Rather than executing a massive Playwright suite sequentially, you can leverage this built-in sharding combined with GitHub Actions matrix strategies to split the workload across multiple parallel runners.

jobs:
  e2e-tests:
    runs-on: ubuntu-latest
    strategy:
      matrix:
        shard: [1/3, 2/3, 3/3]
    steps:
      - uses: actions/checkout@v4
      - name: Install dependencies
        run: npm ci
      - name: Install Playwright Browsers
        run: npx playwright install --with-deps
      - name: Run Playwright tests
        run: npx playwright test --shard ${{ matrix.shard }}

This matrix configuration provisions three separate virtual machines simultaneously. Each runner executes precisely one-third of the test suite. If your sequential E2E suite requires twelve minutes, sharding across three runners reduces the wall-clock bottleneck to roughly four minutes—without requiring a paid cloud subscription to orchestrate the split.


8. The Result — Before and After

Prior to restructuring, the pipeline executed sequentially. Every push forced the runner to pull heavy database images, sequentially execute Playwright browser flows, and ping LLM APIs for DeepEval metrics. The total wall-clock time routinely exceeded 18 minutes, and the financial cost scaled linearly with every minor commit.

After implementing dependency staging, the pipeline behaves dynamically. Standard commits receive a fast feedback loop driven by parallel unit and integration tests, finalizing in under five minutes. End-to-end tests only block pull requests, completing in under eight minutes due to matrix sharding. Most importantly, API-intensive AI evaluations run strictly when prompt engineering files are modified, or during the deep nightly regression sweep. This architecture secures the code base without taxing developer velocity or the engineering budget.

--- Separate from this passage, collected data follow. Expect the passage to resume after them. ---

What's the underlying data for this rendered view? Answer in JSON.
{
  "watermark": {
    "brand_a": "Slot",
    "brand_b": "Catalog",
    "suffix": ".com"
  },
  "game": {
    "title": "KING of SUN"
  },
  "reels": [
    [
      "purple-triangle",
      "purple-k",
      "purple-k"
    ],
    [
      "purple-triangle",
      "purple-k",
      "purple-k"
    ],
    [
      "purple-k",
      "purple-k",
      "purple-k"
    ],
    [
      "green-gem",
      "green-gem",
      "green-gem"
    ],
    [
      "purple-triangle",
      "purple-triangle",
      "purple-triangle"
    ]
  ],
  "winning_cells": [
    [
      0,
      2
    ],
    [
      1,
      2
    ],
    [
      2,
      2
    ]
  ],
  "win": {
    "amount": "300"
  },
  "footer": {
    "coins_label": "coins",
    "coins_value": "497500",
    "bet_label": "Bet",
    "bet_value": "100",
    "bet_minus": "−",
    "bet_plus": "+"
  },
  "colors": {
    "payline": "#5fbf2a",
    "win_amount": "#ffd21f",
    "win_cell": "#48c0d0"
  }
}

Pro Tip: Test Your Pipeline Locally with act Designing an intricate pipeline usually involves a lot of trial and error. To avoid trashing your Git commit history with endless "fix yaml" commits, use act. act is an open-source CLI tool by nektos that runs GitHub Actions workflows locally using Docker. You run act in your repository root, and it simulates the exact GitHub Actions environment, allowing you to debug path filters and needs dependencies locally. You can install it with brew install act or from the GitHub releases page.


8. Closing

A CI pipeline is not an instruction to run everything always. It is a deliberate architecture decision regarding what feedback you need, how fast you need it, and at what cost. Whether you use Pytest, Vitest, Playwright, or DeepEval, the frameworks themselves do not dictate pipeline efficiency. The staging logic between them does.